Being sorry out of love for God has often been described as having a desire to be reunited to God because of who he is– because of God’s perfect love for us, and because of sorrow for having offended God by sin. It means wanting to live in unity with God, and to put aside the sins that stand in the way. 

There is no set formula for making an act of contrition, but a common one reads as follows: “My God, I am sorry for my sins with all my heart. In choosing to do wrong and failing to do good, I have sinned against You, whom I should love above all things.

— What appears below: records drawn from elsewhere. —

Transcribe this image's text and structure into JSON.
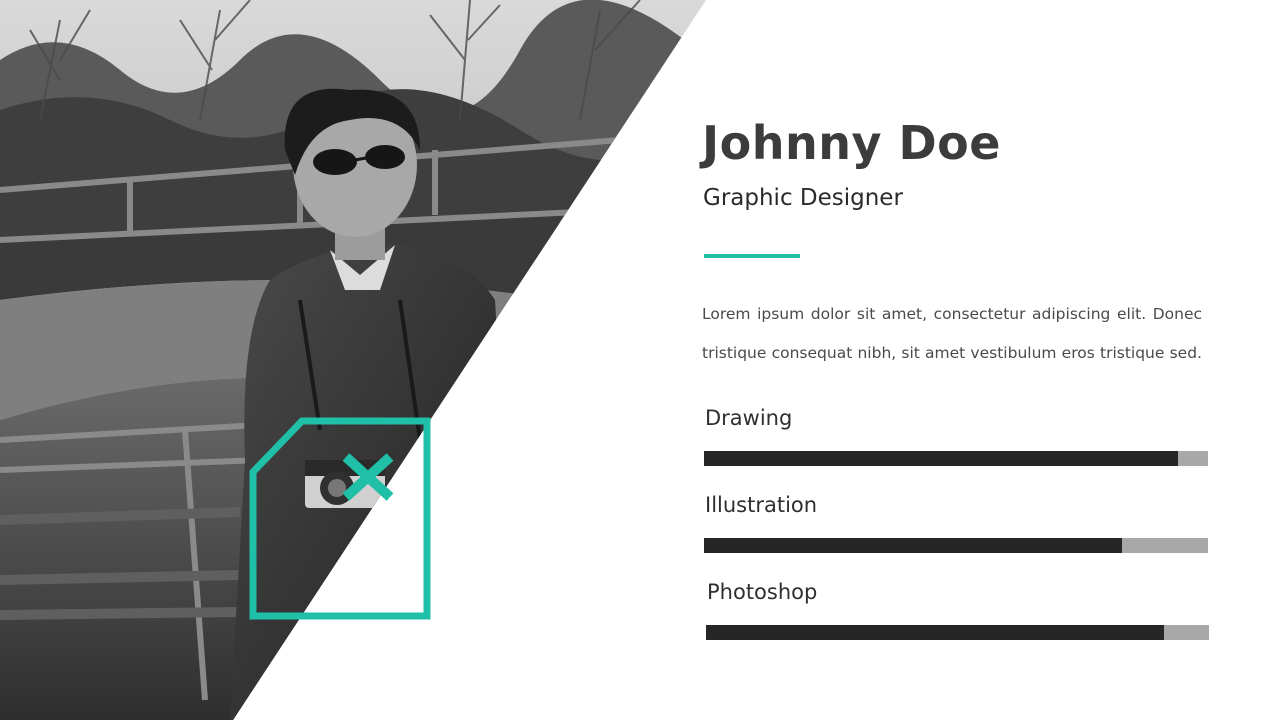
{
  "profile": {
    "name": "Johnny Doe",
    "role": "Graphic Designer",
    "description_line1": "Lorem ipsum dolor sit amet, consectetur adipiscing elit. Donec",
    "description_line2": "tristique consequat nibh, sit amet vestibulum eros tristique sed."
  },
  "skills": [
    {
      "label": "Drawing",
      "level": 0.94
    },
    {
      "label": "Illustration",
      "level": 0.83
    },
    {
      "label": "Photoshop",
      "level": 0.91
    }
  ],
  "colors": {
    "accent": "#1fbfa8",
    "bar_fill": "#262626",
    "bar_track": "#a8a8a8",
    "title": "#3c3c3c"
  },
  "icons": {
    "accent_mark": "close-x-icon"
  }
}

I firmly intend, with Your help, to do penance, to sin no more, and to avoid whatever leads me to sin.”

Second, a Catholic must make a firm commitment to go to confession when that becomes possible.

Father Pietrzyk explained that an act of perfect contrition is not a replacement for the sacrament of penance— far from it.

“Even perfect contrition is never separated from the sacrament, at least in intention…if one makes a perfect act of contrition, it’s not ‘Oh, I don’t have to go to confession any more.’ Quite the opposite,” Father Pietrzyk said.

“The person who says: ‘I have perfect contrition, but I’m not going to the sacrament’ does not in fact have perfect contrition,” he said.

The sacrament of penance remains the sole, ordinary means for the forgiveness of mortal sins after baptism, Father Pietrzyk said. Contrition is about conversion, he said, which means turning away from attachment to sin, and turning toward the sacraments.

Pope Francis last week encouraged Catholics confined to their homes to ask God for forgiveness and then to go to confession when they are able.

“You do what the Catechism says. It is very clear: if you do not find a priest to hear your confession, speak to God, he is your father, and tell him the truth…Promise him: ‘Later I will confess, but forgive me now.’ And immediately you will return to the grace of God,” Pope Francis said.